« Inutile de dire que j’exècre ceux qui arborent nonchalamment
une trompe d’éléphant dans les vestiaires sportifs »



Abordons de front cette légende qui veut que les garçons soient obnubilés par la taille de leur sexe. Eh bien oui, c’est vrai. En ce qui me concerne, je regrette qu’au repos, cette pièce maîtresse de mon dispositif anatomique soit si… discrète.

On dirait que je sors d’une piscine d’eau froide. Mais quand je sors d’une piscine d’eau froide, c’est pire ! Je m’empresse de dire que ce particularisme embarrassant ne s’applique qu’à la position dite « au repos ». Quand sonne le clairon de l’amour, la hampe de mon drapeau personnel porte fièrement nos couleurs, dans des proportions tout-à-fait honorables, JE LE JURE !!

Inutile de dire que j’exècre ceux qui arborent nonchalamment une trompe d’éléphant dans les vestiaires sportifs. Rien ne permet de spéculer sur cette base. Je maintiens qu’aucune projection un tant soit peu réaliste ne peut déduire une démesure érectile chez ces m’as-tu-vu. Peut-être même n’y gagnent-ils aucun centimètre, ayant tout donné d’entrée. Alors que d’autres qui en ont gardé sous le coude, se réservent pour les grandes occasions. Une autre fable du style « le lièvre et la tortue » reste à écrire sur le thème.

A l’école, je me souviens, les double-décimètres servaient à un usage moins noble que la géométrie. On se les fourrait dans le slip et c’est à un autre calcul, bien plus vital, qu’il était procédé.  Et malheur aux vaincus. J’ai un souvenir cuisant de la visite médicale. La terrible épreuve du grand tâtage de couilles.

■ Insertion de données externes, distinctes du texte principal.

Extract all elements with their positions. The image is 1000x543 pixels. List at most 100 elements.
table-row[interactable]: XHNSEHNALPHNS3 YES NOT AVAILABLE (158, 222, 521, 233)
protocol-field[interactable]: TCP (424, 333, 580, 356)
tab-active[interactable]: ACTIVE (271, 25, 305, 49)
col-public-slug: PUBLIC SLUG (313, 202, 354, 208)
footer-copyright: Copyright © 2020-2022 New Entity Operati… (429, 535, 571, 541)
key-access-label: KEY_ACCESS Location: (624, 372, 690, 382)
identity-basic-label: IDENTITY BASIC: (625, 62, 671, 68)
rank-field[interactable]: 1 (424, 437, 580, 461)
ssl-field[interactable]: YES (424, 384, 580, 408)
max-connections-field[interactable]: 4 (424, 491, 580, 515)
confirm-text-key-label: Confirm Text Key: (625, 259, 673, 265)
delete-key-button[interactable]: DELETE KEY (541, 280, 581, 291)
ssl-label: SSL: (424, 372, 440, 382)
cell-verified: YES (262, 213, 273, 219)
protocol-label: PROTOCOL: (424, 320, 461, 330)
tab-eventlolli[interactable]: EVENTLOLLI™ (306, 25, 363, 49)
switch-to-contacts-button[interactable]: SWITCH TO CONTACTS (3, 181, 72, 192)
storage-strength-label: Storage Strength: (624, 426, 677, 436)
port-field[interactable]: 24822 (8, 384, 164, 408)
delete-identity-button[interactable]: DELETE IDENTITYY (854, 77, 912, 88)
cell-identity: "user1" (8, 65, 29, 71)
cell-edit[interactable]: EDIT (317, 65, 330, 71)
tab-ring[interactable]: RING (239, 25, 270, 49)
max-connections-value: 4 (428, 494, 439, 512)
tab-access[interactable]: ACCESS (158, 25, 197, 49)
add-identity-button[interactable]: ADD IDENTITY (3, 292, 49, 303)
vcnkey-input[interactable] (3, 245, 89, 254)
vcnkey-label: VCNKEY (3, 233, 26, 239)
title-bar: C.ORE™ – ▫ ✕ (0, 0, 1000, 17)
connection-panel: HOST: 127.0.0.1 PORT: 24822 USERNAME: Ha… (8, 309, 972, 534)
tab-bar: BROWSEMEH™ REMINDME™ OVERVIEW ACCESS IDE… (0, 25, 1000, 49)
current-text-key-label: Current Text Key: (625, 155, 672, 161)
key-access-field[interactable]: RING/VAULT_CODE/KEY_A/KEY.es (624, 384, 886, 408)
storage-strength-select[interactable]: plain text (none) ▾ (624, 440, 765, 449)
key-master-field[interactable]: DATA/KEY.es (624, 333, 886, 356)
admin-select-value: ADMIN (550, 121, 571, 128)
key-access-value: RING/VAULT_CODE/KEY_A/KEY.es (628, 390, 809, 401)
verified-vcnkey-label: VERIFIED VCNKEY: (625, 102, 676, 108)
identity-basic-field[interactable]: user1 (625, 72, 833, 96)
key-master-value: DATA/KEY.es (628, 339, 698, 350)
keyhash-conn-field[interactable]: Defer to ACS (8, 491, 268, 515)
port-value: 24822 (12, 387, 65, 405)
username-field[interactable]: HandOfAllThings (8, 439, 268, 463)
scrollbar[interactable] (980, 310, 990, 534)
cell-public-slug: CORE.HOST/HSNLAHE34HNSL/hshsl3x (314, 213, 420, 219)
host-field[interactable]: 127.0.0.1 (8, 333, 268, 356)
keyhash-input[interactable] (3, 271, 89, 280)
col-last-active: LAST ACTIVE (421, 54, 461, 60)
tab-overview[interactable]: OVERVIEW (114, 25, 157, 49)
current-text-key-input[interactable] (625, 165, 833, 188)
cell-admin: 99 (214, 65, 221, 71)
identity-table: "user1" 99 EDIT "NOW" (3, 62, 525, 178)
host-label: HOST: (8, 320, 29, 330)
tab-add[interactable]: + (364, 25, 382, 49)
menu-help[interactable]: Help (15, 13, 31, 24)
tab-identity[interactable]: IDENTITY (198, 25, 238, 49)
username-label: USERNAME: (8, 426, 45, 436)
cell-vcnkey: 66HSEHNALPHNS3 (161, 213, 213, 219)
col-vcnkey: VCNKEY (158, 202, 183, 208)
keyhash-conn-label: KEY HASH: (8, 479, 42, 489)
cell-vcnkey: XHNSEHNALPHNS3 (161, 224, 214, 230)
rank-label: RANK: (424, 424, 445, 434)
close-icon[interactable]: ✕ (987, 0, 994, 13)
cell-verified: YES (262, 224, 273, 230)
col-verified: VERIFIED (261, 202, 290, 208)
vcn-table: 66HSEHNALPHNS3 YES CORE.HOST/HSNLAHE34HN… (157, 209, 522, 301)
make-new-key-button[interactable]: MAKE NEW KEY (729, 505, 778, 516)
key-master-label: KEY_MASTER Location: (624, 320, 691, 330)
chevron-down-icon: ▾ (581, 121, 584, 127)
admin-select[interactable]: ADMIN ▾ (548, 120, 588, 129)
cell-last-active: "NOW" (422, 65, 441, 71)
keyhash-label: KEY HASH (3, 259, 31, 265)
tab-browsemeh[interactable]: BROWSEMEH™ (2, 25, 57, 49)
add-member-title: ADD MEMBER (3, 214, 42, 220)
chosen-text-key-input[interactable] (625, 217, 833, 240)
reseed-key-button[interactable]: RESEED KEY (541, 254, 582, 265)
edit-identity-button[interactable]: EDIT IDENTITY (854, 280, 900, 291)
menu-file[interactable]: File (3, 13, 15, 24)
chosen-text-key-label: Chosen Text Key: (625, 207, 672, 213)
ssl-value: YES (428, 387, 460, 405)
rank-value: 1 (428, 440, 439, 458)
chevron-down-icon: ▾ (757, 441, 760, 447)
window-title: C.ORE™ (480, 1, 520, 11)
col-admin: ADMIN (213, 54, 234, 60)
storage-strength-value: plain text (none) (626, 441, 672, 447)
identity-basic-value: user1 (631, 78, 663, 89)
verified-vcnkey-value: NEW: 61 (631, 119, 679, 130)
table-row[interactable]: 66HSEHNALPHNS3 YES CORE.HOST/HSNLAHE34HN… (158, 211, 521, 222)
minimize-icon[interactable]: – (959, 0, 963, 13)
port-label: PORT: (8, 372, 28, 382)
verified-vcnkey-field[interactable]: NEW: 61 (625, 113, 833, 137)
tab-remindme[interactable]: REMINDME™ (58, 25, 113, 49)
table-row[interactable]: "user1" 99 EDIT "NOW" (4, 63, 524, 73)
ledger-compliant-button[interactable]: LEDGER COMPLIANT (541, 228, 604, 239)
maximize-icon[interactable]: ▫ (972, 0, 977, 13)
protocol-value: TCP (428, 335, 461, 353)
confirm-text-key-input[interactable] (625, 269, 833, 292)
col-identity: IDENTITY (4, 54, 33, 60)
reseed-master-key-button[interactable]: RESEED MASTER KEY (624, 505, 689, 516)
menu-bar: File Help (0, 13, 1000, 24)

Evidemment, la charge en revenait à une inflexible infirmière. la représentante du corps médical étirait exagérément l’élastique du slip et procédait à la regrettable intrusion  sans un mot d’excuse. Elle plongeait sa main là-dessous pour vérifier que tout était bien descendu. Et au suivant.

La mort dans l’âme et le slip, que j’ai dû présenter à l’infirmière un misérable cornichon qui plus est parfaitement glabre. Tout autre infirmière délicate eût glissé sur l’anomalie et enchaîné sur le velu suivant. Mais celle-ci crut bon me faire ce commentaire de commisération, dont l’écho me parvient encore, tant il résonna longtemps : « c’est encore une petite chose ! ». J’ai souri d’un air faussement complice, ai rengainé la petite chose, et me suis éloigné avec cette marque d’infamie désormais gravée sur mon front.

Comment peut-on être aussi peu au fait de la psychologie mâle ? Pourquoi n’en suis-je pas sorti anéanti, errant toute ma vie de divan en divan ?

Mais si je n’y prends garde, la blouse blanche de l’infirmière mille fois maudite se superpose aujourd’hui encore à l’image de la femme désirée, au soir des premières rencontres. Surgit alors cette réminiscence parasite, qui fait chaque fois de moi cet enfant en slip, les mains dans le dos, redoutant la poigne vigoureuse.

Merci donc à ces quelques femmes merveilleuses qui ont pris à mon chevet la relève de la marâtre honnie, et m’ont appris cet axiome de la géométrie féminine : les sentiments valent plus que les centimètres.